Kuşyeminin Morfolojisi
Çim kökü sayısı bir tanedir. Yüzlek, saçak kök sistemine sahiptir. Bitki boyu 30-60 cm, sap narin ince yapılı, 3-4 mm çapında ve içi boştur. Kuşyemi kardeşlenebilir, her sap uçta bir çiçek topluluğu taşır. Yaprakta kulakçık yoktur. Yaprak kını, çıktığı boğumun üzerindeki boğum arasını sarar. 4-5 mm enindeki zarımsı yakacık sapı sarar. Yaprak ayası çok kısa, dar ve sivri uçludur. Sap ve yaprakta protein oranı, diğer tahıllara göre oldukça yüksektir. Bu nedenle daneleri küçük evcil hayvanlar, sapları ise, büyük baş hayvanlar tarafından sevilerek yenir. Vejetasyon süresi 60-65 gündür.
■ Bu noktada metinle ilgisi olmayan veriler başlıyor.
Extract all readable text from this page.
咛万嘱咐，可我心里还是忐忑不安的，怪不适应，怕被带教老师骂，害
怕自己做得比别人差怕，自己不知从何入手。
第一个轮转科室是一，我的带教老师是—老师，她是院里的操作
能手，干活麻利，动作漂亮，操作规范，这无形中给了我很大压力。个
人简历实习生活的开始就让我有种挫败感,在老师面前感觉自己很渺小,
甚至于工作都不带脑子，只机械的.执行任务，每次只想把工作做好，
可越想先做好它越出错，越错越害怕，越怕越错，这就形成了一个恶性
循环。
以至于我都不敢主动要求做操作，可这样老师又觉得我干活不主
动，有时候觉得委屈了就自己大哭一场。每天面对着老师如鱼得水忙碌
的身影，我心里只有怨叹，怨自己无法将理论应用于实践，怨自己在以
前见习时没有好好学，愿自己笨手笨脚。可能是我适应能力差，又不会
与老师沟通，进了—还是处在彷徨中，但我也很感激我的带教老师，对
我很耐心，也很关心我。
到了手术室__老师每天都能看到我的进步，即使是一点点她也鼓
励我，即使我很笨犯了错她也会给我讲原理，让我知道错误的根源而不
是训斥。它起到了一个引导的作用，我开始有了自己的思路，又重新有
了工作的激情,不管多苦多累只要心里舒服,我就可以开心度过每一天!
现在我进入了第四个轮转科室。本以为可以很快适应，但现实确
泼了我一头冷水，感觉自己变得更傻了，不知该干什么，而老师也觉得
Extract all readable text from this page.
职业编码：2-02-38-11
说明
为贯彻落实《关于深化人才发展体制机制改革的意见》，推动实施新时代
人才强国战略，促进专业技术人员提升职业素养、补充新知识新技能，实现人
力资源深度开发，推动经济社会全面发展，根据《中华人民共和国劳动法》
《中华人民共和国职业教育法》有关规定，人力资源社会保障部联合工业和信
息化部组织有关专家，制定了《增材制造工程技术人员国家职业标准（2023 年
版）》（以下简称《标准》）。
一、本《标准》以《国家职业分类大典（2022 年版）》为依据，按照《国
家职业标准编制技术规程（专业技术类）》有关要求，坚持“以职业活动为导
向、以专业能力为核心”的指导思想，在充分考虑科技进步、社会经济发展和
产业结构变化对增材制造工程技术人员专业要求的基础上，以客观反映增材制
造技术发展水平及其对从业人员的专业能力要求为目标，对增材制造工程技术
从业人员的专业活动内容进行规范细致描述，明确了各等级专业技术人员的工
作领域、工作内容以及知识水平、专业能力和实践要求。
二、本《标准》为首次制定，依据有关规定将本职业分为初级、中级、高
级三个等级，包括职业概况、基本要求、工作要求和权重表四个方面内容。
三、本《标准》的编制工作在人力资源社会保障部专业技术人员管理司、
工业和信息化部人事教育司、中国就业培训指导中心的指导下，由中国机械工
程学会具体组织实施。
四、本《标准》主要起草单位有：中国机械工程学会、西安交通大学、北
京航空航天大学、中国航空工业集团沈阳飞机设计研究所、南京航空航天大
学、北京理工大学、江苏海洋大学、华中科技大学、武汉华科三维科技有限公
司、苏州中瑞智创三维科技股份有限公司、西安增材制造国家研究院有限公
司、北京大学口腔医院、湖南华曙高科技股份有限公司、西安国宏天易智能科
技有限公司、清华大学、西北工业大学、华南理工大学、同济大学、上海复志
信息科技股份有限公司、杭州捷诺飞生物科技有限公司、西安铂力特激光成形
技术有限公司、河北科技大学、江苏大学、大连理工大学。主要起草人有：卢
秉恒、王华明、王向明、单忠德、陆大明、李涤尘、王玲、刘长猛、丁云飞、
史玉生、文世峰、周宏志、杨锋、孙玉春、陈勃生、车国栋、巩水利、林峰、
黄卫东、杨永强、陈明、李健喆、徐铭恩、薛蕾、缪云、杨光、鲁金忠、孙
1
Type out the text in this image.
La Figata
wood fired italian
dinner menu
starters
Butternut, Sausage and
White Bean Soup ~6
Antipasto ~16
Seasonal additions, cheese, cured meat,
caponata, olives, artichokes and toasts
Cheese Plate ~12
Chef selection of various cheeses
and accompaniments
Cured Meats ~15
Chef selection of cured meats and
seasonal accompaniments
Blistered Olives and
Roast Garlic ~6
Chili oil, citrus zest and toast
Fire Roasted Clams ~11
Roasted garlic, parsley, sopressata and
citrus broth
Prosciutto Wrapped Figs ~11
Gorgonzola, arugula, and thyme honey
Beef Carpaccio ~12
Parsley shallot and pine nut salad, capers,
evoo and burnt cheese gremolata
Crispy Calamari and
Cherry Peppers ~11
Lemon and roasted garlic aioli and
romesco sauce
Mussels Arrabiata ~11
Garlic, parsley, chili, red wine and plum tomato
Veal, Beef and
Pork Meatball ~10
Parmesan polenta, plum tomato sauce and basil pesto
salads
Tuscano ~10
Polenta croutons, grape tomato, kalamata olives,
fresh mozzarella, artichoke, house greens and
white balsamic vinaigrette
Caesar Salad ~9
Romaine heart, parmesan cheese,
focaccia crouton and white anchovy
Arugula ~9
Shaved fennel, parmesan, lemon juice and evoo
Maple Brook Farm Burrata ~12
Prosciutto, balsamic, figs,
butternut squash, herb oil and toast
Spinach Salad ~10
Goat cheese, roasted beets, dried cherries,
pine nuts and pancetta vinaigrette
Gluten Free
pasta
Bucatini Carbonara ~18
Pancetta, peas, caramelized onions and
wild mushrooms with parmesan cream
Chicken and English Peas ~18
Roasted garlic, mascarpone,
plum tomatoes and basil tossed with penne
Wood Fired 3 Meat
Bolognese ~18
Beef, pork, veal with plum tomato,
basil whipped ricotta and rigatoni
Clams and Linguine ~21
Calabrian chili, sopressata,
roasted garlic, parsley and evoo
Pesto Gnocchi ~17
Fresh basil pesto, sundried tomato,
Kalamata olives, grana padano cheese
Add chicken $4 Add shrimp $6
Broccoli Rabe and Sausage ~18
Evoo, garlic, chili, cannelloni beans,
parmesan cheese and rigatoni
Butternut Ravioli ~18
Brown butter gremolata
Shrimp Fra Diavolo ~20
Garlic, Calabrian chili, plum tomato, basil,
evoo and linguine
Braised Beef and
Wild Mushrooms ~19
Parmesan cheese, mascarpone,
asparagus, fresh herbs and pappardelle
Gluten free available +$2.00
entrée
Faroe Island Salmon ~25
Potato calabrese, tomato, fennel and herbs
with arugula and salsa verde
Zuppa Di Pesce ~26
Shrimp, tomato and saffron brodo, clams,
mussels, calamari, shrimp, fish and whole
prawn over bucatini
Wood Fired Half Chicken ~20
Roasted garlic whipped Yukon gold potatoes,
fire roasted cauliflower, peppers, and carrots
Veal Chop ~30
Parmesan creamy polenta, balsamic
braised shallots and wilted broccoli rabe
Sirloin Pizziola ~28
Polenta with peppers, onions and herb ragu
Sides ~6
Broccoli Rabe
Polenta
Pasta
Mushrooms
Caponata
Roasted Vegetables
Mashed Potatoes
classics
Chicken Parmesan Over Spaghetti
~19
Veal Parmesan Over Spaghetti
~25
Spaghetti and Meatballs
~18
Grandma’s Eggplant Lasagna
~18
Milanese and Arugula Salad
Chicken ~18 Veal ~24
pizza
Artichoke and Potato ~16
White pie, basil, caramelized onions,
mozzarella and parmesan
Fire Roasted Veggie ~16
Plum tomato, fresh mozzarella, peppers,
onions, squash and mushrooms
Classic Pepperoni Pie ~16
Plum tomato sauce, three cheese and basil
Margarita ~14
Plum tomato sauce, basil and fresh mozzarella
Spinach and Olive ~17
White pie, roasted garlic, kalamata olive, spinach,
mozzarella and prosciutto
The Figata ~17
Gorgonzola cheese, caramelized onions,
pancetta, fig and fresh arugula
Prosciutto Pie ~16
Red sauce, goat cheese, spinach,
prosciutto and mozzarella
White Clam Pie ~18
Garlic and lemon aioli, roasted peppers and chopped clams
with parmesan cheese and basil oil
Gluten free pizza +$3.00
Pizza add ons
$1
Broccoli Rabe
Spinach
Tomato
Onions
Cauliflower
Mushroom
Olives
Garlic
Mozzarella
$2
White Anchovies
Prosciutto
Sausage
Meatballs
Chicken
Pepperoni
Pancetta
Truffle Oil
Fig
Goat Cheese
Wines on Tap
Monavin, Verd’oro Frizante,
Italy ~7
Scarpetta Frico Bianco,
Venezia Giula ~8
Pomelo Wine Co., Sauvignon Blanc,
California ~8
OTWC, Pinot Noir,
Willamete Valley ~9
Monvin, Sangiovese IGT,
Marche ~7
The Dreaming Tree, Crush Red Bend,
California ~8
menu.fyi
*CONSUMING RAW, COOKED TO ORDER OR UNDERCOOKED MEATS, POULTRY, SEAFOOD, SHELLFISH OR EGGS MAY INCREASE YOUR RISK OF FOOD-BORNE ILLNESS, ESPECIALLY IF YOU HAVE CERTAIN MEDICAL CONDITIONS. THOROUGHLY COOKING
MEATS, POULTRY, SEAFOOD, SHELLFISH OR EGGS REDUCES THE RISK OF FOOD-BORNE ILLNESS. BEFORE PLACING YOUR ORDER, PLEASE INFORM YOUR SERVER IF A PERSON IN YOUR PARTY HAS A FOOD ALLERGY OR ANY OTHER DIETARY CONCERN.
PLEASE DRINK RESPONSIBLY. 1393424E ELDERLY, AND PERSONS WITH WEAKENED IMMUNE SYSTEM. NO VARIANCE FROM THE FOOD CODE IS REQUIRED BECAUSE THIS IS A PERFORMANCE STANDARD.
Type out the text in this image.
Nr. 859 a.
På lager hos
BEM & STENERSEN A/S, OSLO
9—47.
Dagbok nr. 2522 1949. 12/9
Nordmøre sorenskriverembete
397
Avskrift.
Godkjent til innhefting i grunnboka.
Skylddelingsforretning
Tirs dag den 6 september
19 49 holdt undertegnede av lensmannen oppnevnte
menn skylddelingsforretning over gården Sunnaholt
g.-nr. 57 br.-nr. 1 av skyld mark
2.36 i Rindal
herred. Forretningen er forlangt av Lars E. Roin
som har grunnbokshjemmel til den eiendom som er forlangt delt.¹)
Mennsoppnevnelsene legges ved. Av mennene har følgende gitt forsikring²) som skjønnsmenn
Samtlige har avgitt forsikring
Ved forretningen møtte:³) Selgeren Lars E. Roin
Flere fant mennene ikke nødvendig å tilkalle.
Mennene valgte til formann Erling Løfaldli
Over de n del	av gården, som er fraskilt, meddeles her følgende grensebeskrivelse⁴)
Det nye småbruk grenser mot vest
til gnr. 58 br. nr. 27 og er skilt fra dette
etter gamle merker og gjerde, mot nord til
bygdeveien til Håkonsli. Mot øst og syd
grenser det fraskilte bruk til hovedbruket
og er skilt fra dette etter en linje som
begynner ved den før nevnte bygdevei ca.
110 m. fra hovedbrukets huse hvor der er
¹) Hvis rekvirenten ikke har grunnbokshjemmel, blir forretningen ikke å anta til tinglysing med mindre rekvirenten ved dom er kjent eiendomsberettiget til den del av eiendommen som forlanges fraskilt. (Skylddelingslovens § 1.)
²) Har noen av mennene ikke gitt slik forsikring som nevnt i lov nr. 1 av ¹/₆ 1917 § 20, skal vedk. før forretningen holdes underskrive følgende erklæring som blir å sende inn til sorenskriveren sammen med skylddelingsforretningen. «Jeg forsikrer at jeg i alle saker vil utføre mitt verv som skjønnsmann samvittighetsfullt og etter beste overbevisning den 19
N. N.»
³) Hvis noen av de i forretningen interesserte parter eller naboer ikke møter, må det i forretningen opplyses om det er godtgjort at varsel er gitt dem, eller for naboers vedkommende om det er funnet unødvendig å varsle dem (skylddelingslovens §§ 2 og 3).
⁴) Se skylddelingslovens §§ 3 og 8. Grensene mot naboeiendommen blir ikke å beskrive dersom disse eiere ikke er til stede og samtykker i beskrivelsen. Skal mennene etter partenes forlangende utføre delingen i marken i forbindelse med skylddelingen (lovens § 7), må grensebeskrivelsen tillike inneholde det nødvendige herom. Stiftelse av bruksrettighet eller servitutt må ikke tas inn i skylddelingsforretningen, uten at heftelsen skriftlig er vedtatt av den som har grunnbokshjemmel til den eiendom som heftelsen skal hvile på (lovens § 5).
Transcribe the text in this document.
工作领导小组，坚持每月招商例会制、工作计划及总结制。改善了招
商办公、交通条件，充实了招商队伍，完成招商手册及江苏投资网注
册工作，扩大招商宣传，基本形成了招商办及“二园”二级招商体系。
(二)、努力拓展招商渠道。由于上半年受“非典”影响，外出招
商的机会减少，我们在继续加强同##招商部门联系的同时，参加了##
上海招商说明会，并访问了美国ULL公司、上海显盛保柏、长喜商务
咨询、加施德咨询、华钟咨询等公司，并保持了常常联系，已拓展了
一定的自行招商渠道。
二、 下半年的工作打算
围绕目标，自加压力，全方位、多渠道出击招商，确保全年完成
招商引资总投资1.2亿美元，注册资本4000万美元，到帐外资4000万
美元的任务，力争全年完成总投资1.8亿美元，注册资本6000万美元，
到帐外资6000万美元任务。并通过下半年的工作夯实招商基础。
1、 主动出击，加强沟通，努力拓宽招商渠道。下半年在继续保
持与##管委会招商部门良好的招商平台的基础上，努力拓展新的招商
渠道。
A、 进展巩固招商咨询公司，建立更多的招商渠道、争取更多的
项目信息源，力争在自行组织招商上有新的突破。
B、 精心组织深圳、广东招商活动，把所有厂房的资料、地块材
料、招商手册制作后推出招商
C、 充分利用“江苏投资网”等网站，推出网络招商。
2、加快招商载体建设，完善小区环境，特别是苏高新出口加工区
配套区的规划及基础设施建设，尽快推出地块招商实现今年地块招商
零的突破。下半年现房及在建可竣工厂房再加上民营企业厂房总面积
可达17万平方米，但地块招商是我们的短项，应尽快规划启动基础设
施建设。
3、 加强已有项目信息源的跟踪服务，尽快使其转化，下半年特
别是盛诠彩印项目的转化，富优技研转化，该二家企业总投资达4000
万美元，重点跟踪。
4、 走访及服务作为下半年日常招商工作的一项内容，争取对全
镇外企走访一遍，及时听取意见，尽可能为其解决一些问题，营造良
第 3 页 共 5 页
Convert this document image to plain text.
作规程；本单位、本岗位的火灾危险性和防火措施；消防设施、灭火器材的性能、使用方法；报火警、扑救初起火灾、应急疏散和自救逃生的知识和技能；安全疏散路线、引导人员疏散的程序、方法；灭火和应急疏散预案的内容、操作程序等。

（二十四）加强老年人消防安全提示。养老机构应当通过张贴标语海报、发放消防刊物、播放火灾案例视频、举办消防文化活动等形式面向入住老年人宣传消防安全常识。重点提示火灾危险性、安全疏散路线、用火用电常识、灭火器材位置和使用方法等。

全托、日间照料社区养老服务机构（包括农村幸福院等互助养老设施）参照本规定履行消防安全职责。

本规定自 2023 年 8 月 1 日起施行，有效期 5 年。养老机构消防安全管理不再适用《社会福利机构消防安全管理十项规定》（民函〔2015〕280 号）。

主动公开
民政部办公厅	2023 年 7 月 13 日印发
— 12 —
Çiçek topluluğu, başağımsı sık salkım görünümündedir. Salkım ekseninden çıkan yan dallar çok kısalmış olup, karışık salkım başak şeklini almıştır. Salkım 3-8 cm uzunluktadır. 3-5 başakçık, bir sapçıkla salkım eksenine bağlanmıştır. Başakçık kavuzları, dış kavuzlar, çok iyi gelişmiştir. Çiçekte pulcuk çok zayıftır veya hiç yoktur. Olumda çiçek kavuzları, taneyi sıkıca sarar. Çiçek kavuzları, harman sonunda da tane üzerinde kalır. Tane üzerinde ince ve sık tüyler bulunur. Bin tane ağırlığı 7-8 gramdır. Kavuzlar taneyi sıkıca sardığından, çimlenme 15- 20 günde olur.